Samper había comenzado a transmitir en la mayoría de sus declaraciones públicas una mezcla de angustia y desaliento. Y en las reuniones a puerta cerrada del alto gobierno había dejado en claro que se sentía corriendo una carrera contra el reloj. Fue así como el lunes de la semana pasada en una cumbre que evaluaba las labores del Bloque de Búsqueda en Cali, le dijo a la cúpula militar y policial que si antes del 7 de agosto no conseguía en el Valle del Cauca grandes resultados, muchos generales pasarían a retiro. "No puedo cumplir un año de gobierno sin dar un golpe contundente en este campo" había dicho ese lunes Samper entre preocupado y enérgico.
Menos de 100 horas después el golpe estaba dado. "Ha sido como quitarme un piano de encima" le dijo con espontaneidad el Presidente a los periodistas poco después de enterarse de la captura de Gilberto Rodríguez. Era un premio -el mayor- a la constancia del general Rosso José Serrano y de su grupo elite de inteligencia. Pero también un premio igualmente grande a quienes lo escogieron como comandante de la Policía y le brindaron su apoyo: el jefe del Estado y su ministro de Defensa Fernando Botero.
La captura de Rodríguez no va a resolver como por encanto los problemas de incertidumbre que han surgido en la economía. Tampoco va a poner a andar el proceso de la paz de la noche a la mañana, ni mucho menos va a acabar de un plumazo con los desencuentros que hay hoy entre Samper y los congresistas. Pero el golpe del viernes resuelve, en este caso sí de manera contundente, el más grave de todos los problemas que Samper enfrentaba: el de una cierta falta de credibilidad. Desde el escándalo de los narcocasetes algo había quedado en tela de juicio en el gobierno de Ernesto Samper. Nadie podía definir exactamente de qué se trataba, pero todo el mundo sabía que estaba ahí.

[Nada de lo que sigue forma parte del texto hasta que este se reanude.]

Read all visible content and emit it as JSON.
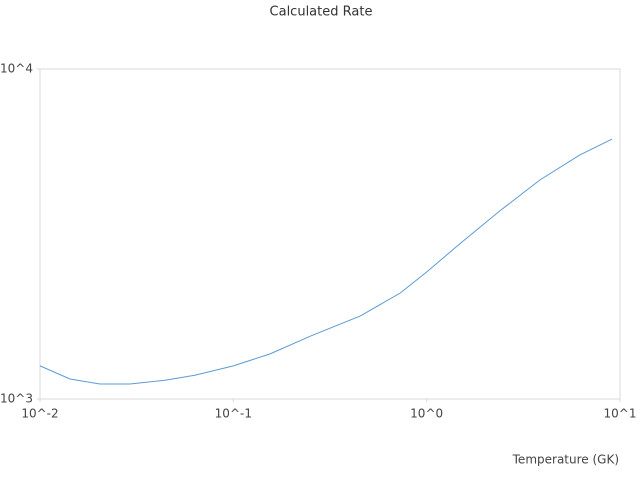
{
  "chart_data": {
    "type": "line",
    "title": "Calculated Rate",
    "x_label": "Temperature (GK)",
    "xscale": "log",
    "yscale": "log",
    "xlim": [
      0.01,
      10
    ],
    "ylim": [
      1000,
      10000
    ],
    "xticks": [
      {
        "value": 0.01,
        "label": "10^-2"
      },
      {
        "value": 0.1,
        "label": "10^-1"
      },
      {
        "value": 1,
        "label": "10^0"
      },
      {
        "value": 10,
        "label": "10^1"
      }
    ],
    "yticks": [
      {
        "value": 1000,
        "label": "10^3"
      },
      {
        "value": 10000,
        "label": "10^4"
      }
    ],
    "grid": false,
    "series": [
      {
        "color": "#5b9bd5",
        "x": [
          0.01,
          0.0143,
          0.0204,
          0.0292,
          0.0443,
          0.0632,
          0.1,
          0.155,
          0.25,
          0.454,
          0.73,
          1,
          1.48,
          2.39,
          3.85,
          6.2,
          9.1
        ],
        "values": [
          1260,
          1150,
          1110,
          1110,
          1140,
          1180,
          1260,
          1370,
          1550,
          1785,
          2095,
          2425,
          2950,
          3715,
          4610,
          5490,
          6135
        ]
      }
    ]
  }
}
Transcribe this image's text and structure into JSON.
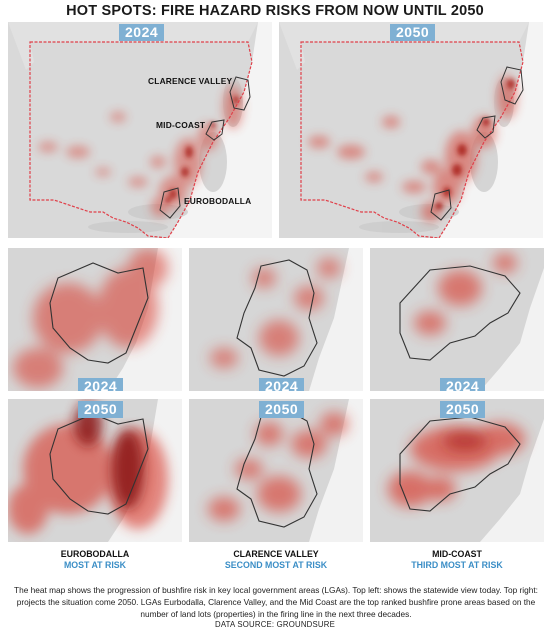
{
  "title": "HOT SPOTS: FIRE HAZARD RISKS FROM NOW UNTIL 2050",
  "top_maps": {
    "left": {
      "year": "2024",
      "labels": {
        "clarence": "CLARENCE VALLEY",
        "midcoast": "MID-COAST",
        "eurobodalla": "EUROBODALLA"
      }
    },
    "right": {
      "year": "2050"
    }
  },
  "lgas": [
    {
      "name": "EUROBODALLA",
      "rank": "MOST AT RISK",
      "year_current": "2024",
      "year_future": "2050"
    },
    {
      "name": "CLARENCE VALLEY",
      "rank": "SECOND MOST AT RISK",
      "year_current": "2024",
      "year_future": "2050"
    },
    {
      "name": "MID-COAST",
      "rank": "THIRD MOST AT RISK",
      "year_current": "2024",
      "year_future": "2050"
    }
  ],
  "caption": "The heat map shows the progression of bushfire risk in key local government areas (LGAs). Top left: shows the statewide view today. Top right: projects the situation come 2050. LGAs Eurbodalla, Clarence Valley, and the Mid Coast are the top ranked bushfire prone areas based on the number of land lots (properties) in the firing line in the next three decades.",
  "source": "DATA SOURCE: GROUNDSURE",
  "colors": {
    "year_tag": "#7fb0d3",
    "rank_text": "#3b8ec6",
    "state_border": "#e0404a",
    "heat": "#c0281e",
    "land": "#d9d9d9",
    "ocean": "#ffffff"
  }
}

El asunto de la credibilidad era, por mucho, el más grave de todos los problemas. A los colombianos les parece más o menos normal que a su presidente se le enrede el manejo de la economía, se le agrien sus relaciones con el Congreso, o se le embolate su proceso de paz. De hecho, todos los mandatarios de la Colombia contemporánea han tenido que soportar problemas como esos. Pero el problema de credibilidad tenía pocos antecedentes, razón por la cual resolverlo se había vuelto el objetivo más importante del gobierno.
Por todo lo anterior el éxito alcanzado por el gobierno el viernes pasado es enorme. Con lo sucedido ese día desaparecen, para siempre, todos los nubarrones. Independientemente de lo que en realidad haya sucedido en la campaña, independientemente de lo que al respecto, como creen algunos, pueda revelar Gilberto Rodríguez, el presidente Samper y su ministro Fernando Botero han quedado por encima de todos esos episodios. Samper será recordado como el primer presidente que persiguió en serio al cartel de Cali, y como el primero que consiguio en unos cuantos meses la captura de su máximo jefe. Y ello le otorga a su gobierno una legitimidad en materia de lucha antidrogas que pocos de sus antecesores tuvieron. Como si fuera poco, el éxito alcanzado le devuelve a Samper y a su gobierno el margen de maniobra que necesita para administrar los problemas económicos, políticos y de orden público.
Pero si bien la administración Samper es la gran ganadora, no es la única. Al lado de ella ha ganado el país. Hay cosas que, después de la captura de Rodríguez, y de la suma de ésta con la muerte de Pablo Escobar, no van a volver a ser lo mismo. La idea de que en Colombia el delito siempre paga se ha vuelto cuando menos discutible, pues lós dos hombres a quienes más poder y dinero les había reportado estar por fuera de la ley, no han tenido finales felices. El uno, Pablo Escobar, murió acribillado por la Policía en el tejado de una modesta residencia en Medellín, separado de su familia, con sus compinches en la cárcel o en los cementerios, y sin poder disfrutar en lo más mínimo los miles de millones de dólares acumulados a lo largo de su carrera delictiva. Y el otro, Gilberto Rodríguez, resultó capturado por las autoridades en medio del terror de la persecución y la asfixia de la estrecha caleta en que se escondía, e igualmente lejos de su familia y de su fortuna.
Por todo lo anterior no es exagerado decir que después de lo sucedido con Pablo Escobar y Gilberto Rodríguez, es posible que en Colombia no vuelva a florecer el narcoterrorismo, con el que Pablo Escobar quiso someter ál país, ni la narcopolítica, con la que Rodríguez quiso comprarlo y dominarlo. Lamentablemente, el fenómeno que posiblemente no va a sufrir mayores transformaciones es el narcotráfico. Se trata de un negocio tan grande y con una demanda tan sólida, que en el año 93, cuando Escobar cayó y el cartel de Medellín fue aniquilado, pocos cambios se evidenciaron en el comercio mundial de cocaína. Y en esta ocasión? incluso si el cartel de Cali llega a desmontarse, en menos de lo que canta un gallo otros carteles, hoy menores, estarán listos a reemplazarlo y a surtir con cocaína las siempre ávidas narices de los consumidores norteamericanos y europeos.